Ho conosciuto personalmente un influencer: un ragazzo di poco più di vent'anni, molto carino e simpatico, che per il momento arrotonda lo stipendio che riceve lavorando nello studio professionale dei genitori, ricevendo somme di denaro, capi di abbigliamento e complementi diversi in cambio di una forma di pubblicità non tradizionale: quella legata alla promozione di marchi e prodotti tramite il passaparola generato tramite i social network. Sostanzialmente, da quanto ho capito, lui indossa i capi che gli vengono regalati, si fa fotografare da un professionista suo amico, pubblica le foto su Istagram e su altri social network, per poi aggiungere informazioni e commenti (ovviamente positivi) su ciò che indossa, con l'effetto di indurre all'acquisto i suoi seguaci o followers. Non fa esattamente il modello: i modelli non commentano i capi che indossano, non legano il proprio nome a quel marchio. A parte casi molto particolari (soprattutto sul fronte temminile) chi sfila fa "il manico di scopa", nel senso che indossa il capo per valorizzarlo, ma non porta con sé la propria personalità o quello che ritiene che sia la propria personalità, più o meno artefatta o autentica.

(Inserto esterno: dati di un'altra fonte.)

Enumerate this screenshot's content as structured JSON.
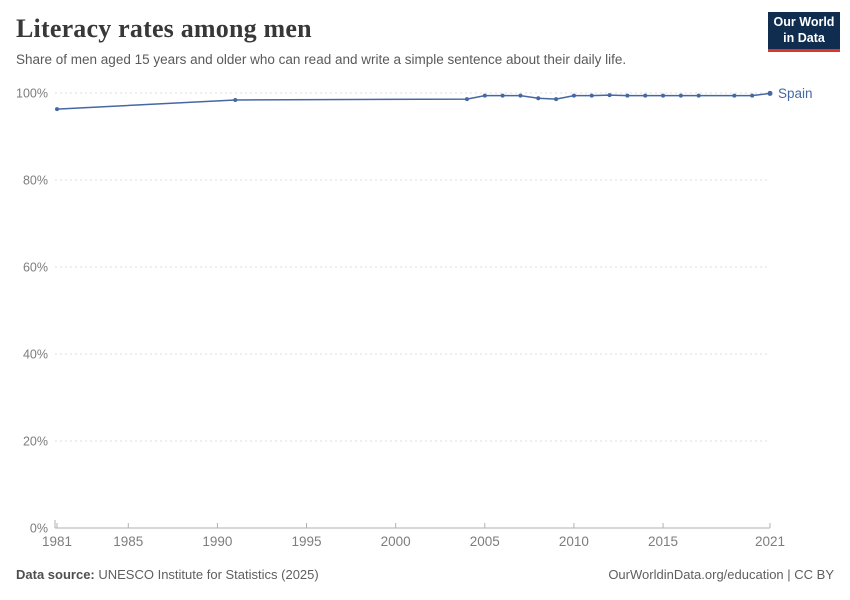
{
  "header": {
    "title": "Literacy rates among men",
    "subtitle": "Share of men aged 15 years and older who can read and write a simple sentence about their daily life."
  },
  "logo": {
    "line1": "Our World",
    "line2": "in Data",
    "bg_color": "#102d50",
    "accent_color": "#dc352c"
  },
  "footer": {
    "source_label": "Data source:",
    "source_text": " UNESCO Institute for Statistics (2025)",
    "link_text": "OurWorldinData.org/education | CC BY"
  },
  "chart_data": {
    "type": "line",
    "title": "Literacy rates among men",
    "xlabel": "",
    "ylabel": "",
    "xlim": [
      1981,
      2021
    ],
    "ylim": [
      0,
      100
    ],
    "x_ticks": [
      1981,
      1985,
      1990,
      1995,
      2000,
      2005,
      2010,
      2015,
      2021
    ],
    "y_ticks": [
      0,
      20,
      40,
      60,
      80,
      100
    ],
    "y_tick_suffix": "%",
    "grid": "horizontal-dashed",
    "legend_position": "end-of-line",
    "colors": {
      "line": "#4568a2",
      "gridline": "#dddddd",
      "axis": "#b0b0b0",
      "tick_label": "#7d7d7d"
    },
    "series": [
      {
        "name": "Spain",
        "color": "#4568a2",
        "points": [
          {
            "year": 1981,
            "value": 96.3
          },
          {
            "year": 1991,
            "value": 98.4
          },
          {
            "year": 2004,
            "value": 98.6
          },
          {
            "year": 2005,
            "value": 99.4
          },
          {
            "year": 2006,
            "value": 99.4
          },
          {
            "year": 2007,
            "value": 99.4
          },
          {
            "year": 2008,
            "value": 98.8
          },
          {
            "year": 2009,
            "value": 98.6
          },
          {
            "year": 2010,
            "value": 99.4
          },
          {
            "year": 2011,
            "value": 99.4
          },
          {
            "year": 2012,
            "value": 99.5
          },
          {
            "year": 2013,
            "value": 99.4
          },
          {
            "year": 2014,
            "value": 99.4
          },
          {
            "year": 2015,
            "value": 99.4
          },
          {
            "year": 2016,
            "value": 99.4
          },
          {
            "year": 2017,
            "value": 99.4
          },
          {
            "year": 2019,
            "value": 99.4
          },
          {
            "year": 2020,
            "value": 99.4
          },
          {
            "year": 2021,
            "value": 99.9
          }
        ]
      }
    ]
  }
}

Fatto sta che all'influencer marketing ha dedicato una voce persino Wikipedia: segno che dell'argomento si comincia davvero a parlare. E ovviamente sono molto curiosa di un fenomeno del genere, che a me ricorda la serissima teoria dei connettori fatta conoscere da un sociologo del calibro di Malcom Gladwell nel suo intramontabile saggio Il punto critico: i connettori – ed eravamo molto prima di internet, beninteso – sono quelle persone speciali che vivono in più reti di relazione, e che proprio per questo sono in grado di creare contatti diretti tra persone che non si conoscono e che possono entrare in relazione tra loro grazie, appunto, all'influenza del "connettore". Il connettore è colui che cambia auto, e da lì a poco i suoi amici fanno lo stesso; trascina verso comportamenti a cui conferisce valore, induce il successo di una moda o l'affermazione di una tendenza.
L'influencer è qualcosa di simile, ma forse in un ambito più superficiale e più estemporaneo. Di questo fenomeno ne dice davvero peste e corna Domenico Naso dalle pagine on line de Il fatto quotidiano, in un contributo esilarante, nel quale gli influencer vengono giudicati cialtroni di dimensioni cosmiche, ragazzi ignoranti e spocchiosi che si credono di essere qualcuno e invece vivono a scrocco, finché possono, pensando di essersi costruiti una carriera, mentre invece saranno spazzati via dal primo vento che ripulirà l'aria intorno:
"È una bolla, quella degli influencer, che speriamo scoppi presto. Probabilmente, scoppiando diffonderà nell’aere tanta glitterata vacuità e così tanta boria da far sembrare persino Sgarbi una persona umile. Urge bagno di umiltà per influencer e wannabe, uno schiaffone virtuale tra capo e collo che faccia loro capire che no, non ce l’hanno un mestiere. Che era solo una grande illusione, una devianza forse inevitabile dell’epoca del web. Che quello che resterà loro in mano sarà solo un paio di sneakers alla moda e qualche biglietto gratis per andare al cinema."
Di diverso avviso Stefania Medetti, che su Panorama scrive un bell'articolo sui social influencer sottolineando la novità rappresentata da questa modalità di promozione di beni e prodotti tramite la rete. Quello che è certo che i modi di fare pubblicità si stanno adeguando ai tempi che cambiano: un tempo si spendevano 50.000 euro per un paginone sul Corriere della Sera per pubblicizzare una nuova giacca. Ora probabilmente si pagano con la stessa cifra 1000 persone disponibili a dire sui social che quella giacca è veramente bella e sta d'incanto. La glitterata vacuità è rimasta la stessa, forse si è distribuita di più ed è diventata alla portata di tutti.
Mi piacerà stare dietro a questo fenomeno: tenerlo sott'occhio e provare a capirne le traiettorie. Annusare l'aria è un compito fondamentale per chi vuole innovare.